While the city’s trying to increase the number of produce carts and encourage bodegas to carry healthier food, state officials are angling for bigger game: Supermarkets.

Agriculture officials said they’re hoping to establish a program to boost supermarket development in underserved communities, basing the effort on a Pennsylvania program – the $120 million Fresh Food Financing Initiative – that’s been on the books since 2004. Widely considered a national model, Pennsylvania’s program has already helped to renovate or build 50 food stores statewide, all in underserved areas, since its inception.

The Penn program encourages supermarket development by coordinating an array of funding sources, including the New Markets Tax Credit, private foundation grants, and municipal and state development funding. To receive funding assistance, stores must be located in low- or moderate-income census tracts; provide a full selection of fresh foods; and be located in areas where fresh food is lacking.

“I think we’re on a track that will lead to better food access in lower-income communities,” said New York State Agriculture Commissioner Patrick Hooker at an April 3 “listening session” of the New York State Council on Food Policy. Founded last year to help coordinate and set priorities for the state’s food system, the council will be holding similar sessions around the state, including one slated for late May in Harlem (details below).

“We’re familiar with [the effort in] Pennsylvania,” said Hooker, adding that he’d held agency-level meetings with Pennsylvania officials, as well as supermarket industry leaders in New York. “I’m looking forward to moving ahead with that.” New York wouldn’t be the first to mimic the Keystone State’s efforts: cities such as Baltimore,
Washington D.C. and Chicago have all put energy into fostering supermarket development, and other cities like Detroit are exploring their options.

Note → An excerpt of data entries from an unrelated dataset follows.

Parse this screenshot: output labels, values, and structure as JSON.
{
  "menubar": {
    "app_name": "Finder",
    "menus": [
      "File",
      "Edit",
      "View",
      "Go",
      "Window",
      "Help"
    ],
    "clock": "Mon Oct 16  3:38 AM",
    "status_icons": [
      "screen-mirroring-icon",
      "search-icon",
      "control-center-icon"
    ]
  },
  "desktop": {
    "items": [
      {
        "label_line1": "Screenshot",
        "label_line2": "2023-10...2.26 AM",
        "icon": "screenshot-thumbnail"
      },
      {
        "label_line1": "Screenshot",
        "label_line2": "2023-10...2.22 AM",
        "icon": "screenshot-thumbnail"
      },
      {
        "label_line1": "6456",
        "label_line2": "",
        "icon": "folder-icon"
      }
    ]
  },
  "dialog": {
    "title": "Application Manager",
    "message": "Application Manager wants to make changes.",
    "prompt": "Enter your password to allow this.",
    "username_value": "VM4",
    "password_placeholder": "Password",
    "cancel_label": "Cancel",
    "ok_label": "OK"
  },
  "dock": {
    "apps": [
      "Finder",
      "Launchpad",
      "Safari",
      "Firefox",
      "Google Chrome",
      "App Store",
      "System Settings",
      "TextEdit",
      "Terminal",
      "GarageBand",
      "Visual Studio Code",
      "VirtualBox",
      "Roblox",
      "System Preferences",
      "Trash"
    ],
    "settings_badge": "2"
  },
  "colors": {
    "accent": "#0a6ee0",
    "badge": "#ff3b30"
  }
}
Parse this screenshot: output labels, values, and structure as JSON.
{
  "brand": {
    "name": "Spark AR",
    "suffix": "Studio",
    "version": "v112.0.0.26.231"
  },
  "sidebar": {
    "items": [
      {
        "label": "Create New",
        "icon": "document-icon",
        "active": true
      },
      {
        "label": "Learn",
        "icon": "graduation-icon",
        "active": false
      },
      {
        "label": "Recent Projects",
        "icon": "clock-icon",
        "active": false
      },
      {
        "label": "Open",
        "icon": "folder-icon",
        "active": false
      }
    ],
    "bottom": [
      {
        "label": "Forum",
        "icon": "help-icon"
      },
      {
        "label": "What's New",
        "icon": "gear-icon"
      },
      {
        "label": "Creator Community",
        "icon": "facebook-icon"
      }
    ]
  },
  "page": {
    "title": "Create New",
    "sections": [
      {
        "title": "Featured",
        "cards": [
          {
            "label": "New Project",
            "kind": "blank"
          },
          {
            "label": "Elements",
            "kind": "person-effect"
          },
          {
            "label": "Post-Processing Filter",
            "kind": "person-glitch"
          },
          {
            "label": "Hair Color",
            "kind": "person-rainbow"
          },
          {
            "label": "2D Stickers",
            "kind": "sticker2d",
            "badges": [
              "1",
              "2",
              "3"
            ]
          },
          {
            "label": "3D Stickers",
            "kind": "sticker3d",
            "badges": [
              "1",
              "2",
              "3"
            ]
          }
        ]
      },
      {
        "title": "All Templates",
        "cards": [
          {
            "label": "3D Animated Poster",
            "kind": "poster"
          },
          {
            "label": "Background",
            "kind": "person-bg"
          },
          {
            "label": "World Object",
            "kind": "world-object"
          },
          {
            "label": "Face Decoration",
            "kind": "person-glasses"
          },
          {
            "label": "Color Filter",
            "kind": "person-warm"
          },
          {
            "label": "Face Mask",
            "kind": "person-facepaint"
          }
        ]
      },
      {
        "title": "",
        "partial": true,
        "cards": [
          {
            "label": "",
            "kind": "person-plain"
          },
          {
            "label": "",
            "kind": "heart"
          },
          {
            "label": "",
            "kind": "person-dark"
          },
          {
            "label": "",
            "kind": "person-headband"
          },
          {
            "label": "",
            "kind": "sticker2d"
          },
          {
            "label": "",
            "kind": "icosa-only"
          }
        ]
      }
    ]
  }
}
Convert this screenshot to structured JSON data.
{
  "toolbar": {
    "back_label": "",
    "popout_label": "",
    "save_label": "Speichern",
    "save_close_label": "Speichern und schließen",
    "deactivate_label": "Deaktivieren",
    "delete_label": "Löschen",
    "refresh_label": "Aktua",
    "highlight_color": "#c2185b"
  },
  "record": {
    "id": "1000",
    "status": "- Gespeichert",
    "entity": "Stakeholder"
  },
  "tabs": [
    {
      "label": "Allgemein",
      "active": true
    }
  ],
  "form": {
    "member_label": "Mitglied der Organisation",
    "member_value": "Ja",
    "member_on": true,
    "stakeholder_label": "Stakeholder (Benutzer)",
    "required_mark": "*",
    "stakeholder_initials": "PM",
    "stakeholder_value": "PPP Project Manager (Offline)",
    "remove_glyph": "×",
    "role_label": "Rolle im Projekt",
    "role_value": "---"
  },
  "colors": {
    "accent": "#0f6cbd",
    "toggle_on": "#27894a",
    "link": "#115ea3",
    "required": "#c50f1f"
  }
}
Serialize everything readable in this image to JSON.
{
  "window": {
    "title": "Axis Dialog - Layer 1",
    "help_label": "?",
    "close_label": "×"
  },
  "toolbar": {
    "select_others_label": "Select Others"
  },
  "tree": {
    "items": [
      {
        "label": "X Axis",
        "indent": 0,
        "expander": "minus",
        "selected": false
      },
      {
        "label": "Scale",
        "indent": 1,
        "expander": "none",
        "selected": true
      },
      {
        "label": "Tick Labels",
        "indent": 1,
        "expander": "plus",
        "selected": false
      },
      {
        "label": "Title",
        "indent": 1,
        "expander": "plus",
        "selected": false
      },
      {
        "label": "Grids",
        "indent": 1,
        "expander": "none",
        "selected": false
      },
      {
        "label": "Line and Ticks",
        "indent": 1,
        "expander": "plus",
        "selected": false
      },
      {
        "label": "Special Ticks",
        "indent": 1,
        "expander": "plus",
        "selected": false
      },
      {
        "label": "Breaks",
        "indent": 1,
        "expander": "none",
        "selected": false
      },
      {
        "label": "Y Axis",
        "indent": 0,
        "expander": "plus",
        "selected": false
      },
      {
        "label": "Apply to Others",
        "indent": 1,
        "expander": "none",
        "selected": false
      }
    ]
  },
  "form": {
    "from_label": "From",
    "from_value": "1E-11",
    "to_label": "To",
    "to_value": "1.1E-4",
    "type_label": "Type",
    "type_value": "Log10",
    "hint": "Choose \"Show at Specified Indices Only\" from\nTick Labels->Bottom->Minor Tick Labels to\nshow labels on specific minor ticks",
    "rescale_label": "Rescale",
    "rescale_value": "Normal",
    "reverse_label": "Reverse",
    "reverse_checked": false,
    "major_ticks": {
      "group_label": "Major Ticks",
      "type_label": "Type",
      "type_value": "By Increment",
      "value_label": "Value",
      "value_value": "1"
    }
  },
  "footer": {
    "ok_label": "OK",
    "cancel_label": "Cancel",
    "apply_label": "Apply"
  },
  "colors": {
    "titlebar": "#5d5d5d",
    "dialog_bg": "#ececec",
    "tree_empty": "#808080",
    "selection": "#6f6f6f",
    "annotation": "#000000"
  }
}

In New York, the project is still in early discussion stages. Nonetheless, the effort could find a welcoming home here. City residents have lost one-third of their supermarkets in recent years, dropping from 1,312 in 2002 to 877 in 2008, according to a market analysis done by F&D Reports, a research group focused on food retail and distribution. That loss, said F&D’s Larry Sarf, is due to one thing: Skyrocketing rents. Twenty years ago, the industry average here was to pay 2 percent of gross sales in rent; today, the average is 12 percent. “Everything is driven by real estate values,” Sarf said of the trend. “That’s what’s hurting the supermarket operator … they can’t make it work.”

Losing markets can be more than just an inconvenience—it might well worsen residents’ health. For every additional supermarket in a census tract, fruit and vegetable consumption increases by as much as 32 percent, according to an American Journal of Public Health study from 2002.

Bringing supermarkets into low-income neighborhoods certainly sounds like a good idea to Cynthia Butts, a longtime Fort Greene resident and a community organizer with Families United for Racial and Economic Equality. When developer John Catsimatidis closed a low-rise shopping center on Myrtle Avenue—and the Associated supermarket within it—in 2006, and later razed it to make way for a condominium development, Butts and her neighbors were left without a convenient, high-quality supermarket. (Catsimatidis, who owns the Gristede’s supermarket chain, has said he will include a new market in the commercial space of the new building.)

With that in mind, said Butts, anything that makes it easier to get markets into a neighborhood sounded good to her. “I think the proposal is great if you want to fairly put a supermarket that’s going to give us straight-from-the-farm, fresh-picked food like you would do in any other neighborhood,” said Butts upon hearing of the Pennsylvania program. “Just because we’re low-income, that doesn’t mean we don’t have the same needs. We do like vegetables around here.”

It’s a sentiment that F&D’s Sarf agrees with. “The best area for a supermarket operator would be in … the poor areas,” said Sarf, citing a demand for economical shopping and supermarkets’ proficiency in administering public benefits programs like food stamps and the Women, Infants and Children program. “But they don’t have the ability to pay the rents.”

– Tracie McMillan

There’s an opportunity to attend another “listening session” of the New York State Council on Food Policy next month in Harlem.

The Council will hold a Listening Session on May 29, from 5 to 7 p.m. at the Adam Clayton Powell Jr. State Office Building, 163 West 125th Street. The Listening Sessions serve to gain perspective from community members on several food policy issue areas and to seek opportunities to maximize collaboration among stakeholders. They are open to the public, with an open microphone format. Anyone who wishes to participate will have five minutes to present their opinions and must also provide their comments in written format. Comments should focus on the key issue areas identified by the Council, including:
1) Maximizing participation in food and nutrition assistance programs;
2) Strengthening the connection between local food products and consumers;
3) Supporting efficient and profitable agricultural food production and food retail infrastructure; and
4) Increasing consumer awareness and knowledge about healthy eating and improve access to safe and nutritious foods.